Namun tidak semua petani menyukai lamtoro ini. Mereka mengatakan tidak sama dengan dadap. Sebelum  lamtoro  jenis PG79 dan dadap jenis baru diperkenalkan, banyak kebun kopi yang di tanami dengan sengon (Paraserianthes falcataria). Sengon memang memberikan perlindungan. Tetapi pohon sengon terlalu tinggi bisa mencapai 20 meter dan tanah di bawahnya tidak segembur seperti kalau di bawah pohon dadap. Juga pohon sengon yang sangat tinggi cukup riskan dan manajemen pohon tidak banyak dilakukan. Kalau sengon sudah tua dan tinggi sekali maka pohon sengon akan ditebang untuk dijadikan kayu bangunan. 

Tahun  1960-an atau 1970an ketika dadap masih menjadi pohon pelindung utama saya dapat menyaksikan bagaimana tanah di bawahnya subur dan gembur berwarna hitam pekat. Apalagi kopi arabika umumnya tumbuh di dataran tinggi dengan tanah andosol yang terbentuk dari bahan-bahan vulkanik Sangat gembur dan subur. Kopi berproduksi bagus.

Menurut berbagai dokumen, Kopi arabika Bajawa sangat populer sebagai salah satu jenis kopi dengan kualitas dan cita rasa tinggi. Kopi arabika Bajawa diekspor ke berbagai negara termasuk Eropa, Jepang, Timur Tengah, Cina, Amerika Serikat, Kanada, Australia  dan  Korea. Sangat populer.  Kopi bubuk atau kopi yang sudah disangrai dapat ditemukan di berbagai Mal atau cafe dan Restoran di Jakarta, Bogor, Surabaya dan lain-lain  selain minuman kopi  yang disajikan di restoran.

Tata niaga kopi arabika Bajawa juga rumit tidak terkendali. Banyak pedagang dari daerah masuk langsung ke kebun kebun petani, manfaatkan  pengepul atau tengkulak atau orang lokal. Mereka buka gudang di Bajawa tampung kopi gelondong merah proses langsung menjadi kopi HS, dijemur dan dikirim melalui pedagang antar pulau. Pedagang antar pulau mempunyai tempat penjemuran di beberapa lokasi. Persaingan cukup sengit tetapi pasokan kopi dari kebun semakin parah. Petani kopi lokal ,mengenal pembeli dari luar sebagai “bayer” atau “buyer”.

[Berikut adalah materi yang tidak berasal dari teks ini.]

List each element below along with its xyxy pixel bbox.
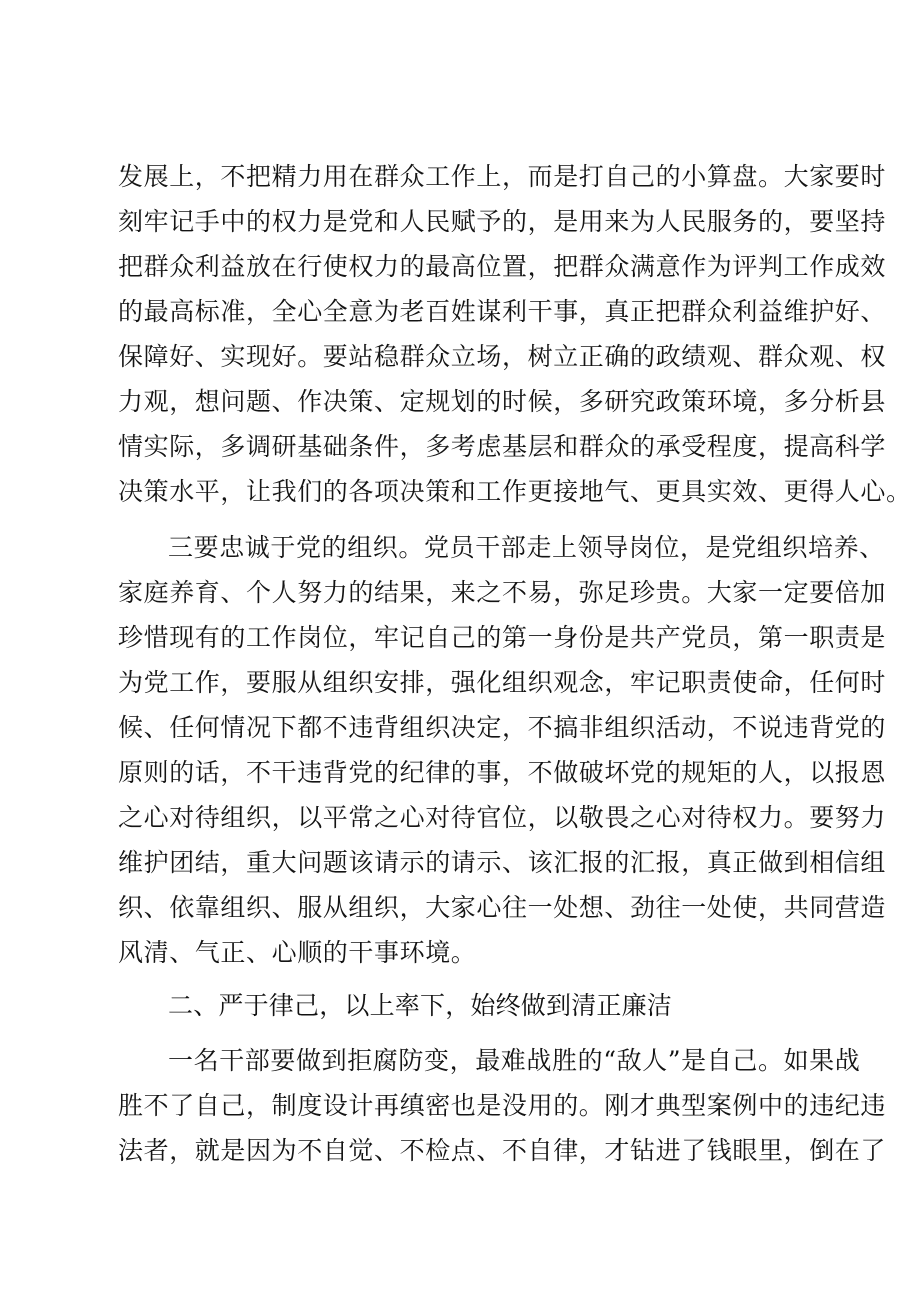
body-text-line: 珍惜现有的工作岗位，牢记自己的第一身份是共产党员，第一职责是	[118, 623, 887, 652]
body-text-line: 的最高标准，全心全意为老百姓谋利干事，真正把群众利益维护好、	[118, 297, 887, 326]
body-text-line: 发展上，不把精力用在群众工作上，而是打自己的小算盘。大家要时	[118, 162, 887, 191]
body-text-line: 保障好、实现好。要站稳群众立场，树立正确的政绩观、群众观、权	[118, 342, 887, 371]
body-text-line: 维护团结，重大问题该请示的请示、该汇报的汇报，真正做到相信组	[118, 848, 887, 877]
body-text-line: 胜不了自己，制度设计再缜密也是没用的。刚才典型案例中的违纪违	[118, 1091, 887, 1120]
section-heading: 二、严于律己，以上率下，始终做到清正廉洁	[168, 991, 673, 1020]
body-text-line: 为党工作，要服从组织安排，强化组织观念，牢记职责使命，任何时	[118, 668, 887, 697]
body-text-line: 家庭养育、个人努力的结果，来之不易，弥足珍贵。大家一定要倍加	[118, 578, 887, 607]
body-text-line: 刻牢记手中的权力是党和人民赋予的，是用来为人民服务的，要坚持	[118, 207, 887, 236]
body-text-line: 法者，就是因为不自觉、不检点、不自律，才钻进了钱眼里，倒在了	[118, 1136, 887, 1165]
paragraph-first-line: 一名干部要做到拒腐防变，最难战胜的“敌人”是自己。如果战	[168, 1046, 861, 1075]
paragraph-first-line: 三要忠诚于党的组织。党员干部走上领导岗位，是党组织培养、	[168, 533, 885, 562]
body-text-line: 把群众利益放在行使权力的最高位置，把群众满意作为评判工作成效	[118, 252, 887, 281]
body-text-line: 织、依靠组织、服从组织，大家心往一处想、劲往一处使，共同营造	[118, 893, 887, 922]
body-text-line: 候、任何情况下都不违背组织决定，不搞非组织活动，不说违背党的	[118, 713, 887, 742]
body-text-line: 决策水平，让我们的各项决策和工作更接地气、更具实效、更得人心。	[118, 477, 912, 506]
body-text-line: 原则的话，不干违背党的纪律的事，不做破坏党的规矩的人，以报恩	[118, 758, 887, 787]
body-text-line: 力观，想问题、作决策、定规划的时候，多研究政策环境，多分析县	[118, 387, 887, 416]
body-text-line: 之心对待组织，以平常之心对待官位，以敬畏之心对待权力。要努力	[118, 803, 887, 832]
body-text-line: 风清、气正、心顺的干事环境。	[118, 938, 477, 967]
body-text-line: 情实际，多调研基础条件，多考虑基层和群众的承受程度，提高科学	[118, 432, 887, 461]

Saya sudah mengamati perubahan-perubahan ini sejak tahun 2017 yang semakin masif sampai tahun 2024. Tahun 2025 diperkirakan luas kebun kopi tinggal kurang dari 30 persen dari luas pada tahun 2015.  Dan ini dapat dibuktikan dengan data ATAP Dinas Pertanian Kabupaten Ngada. Persoalannya data statistik pemerintah yang resmi terutama data pendapatan petani, pendapatan daerah, data ekspor atau data perdagangan antara pulau  kadang sulit diperoleh atau berbeda beda satu sama lain dan memerlukan verifikasi lebih lanjut. Data ada tetapi tersebar ke mana-mana tidak dikonsolidasikan. Apalagi data ekonomi, pemasaran, konsumsi, perdagangan  daerah atau antar pulau dan ekspor.

Peran pemantauan  dilakukan oleh MPIG tetapi anggaran dan kapasitas yang terbatas. Pemerintah sendiri mempunyai keterbatasan anggaran dan kapasitas.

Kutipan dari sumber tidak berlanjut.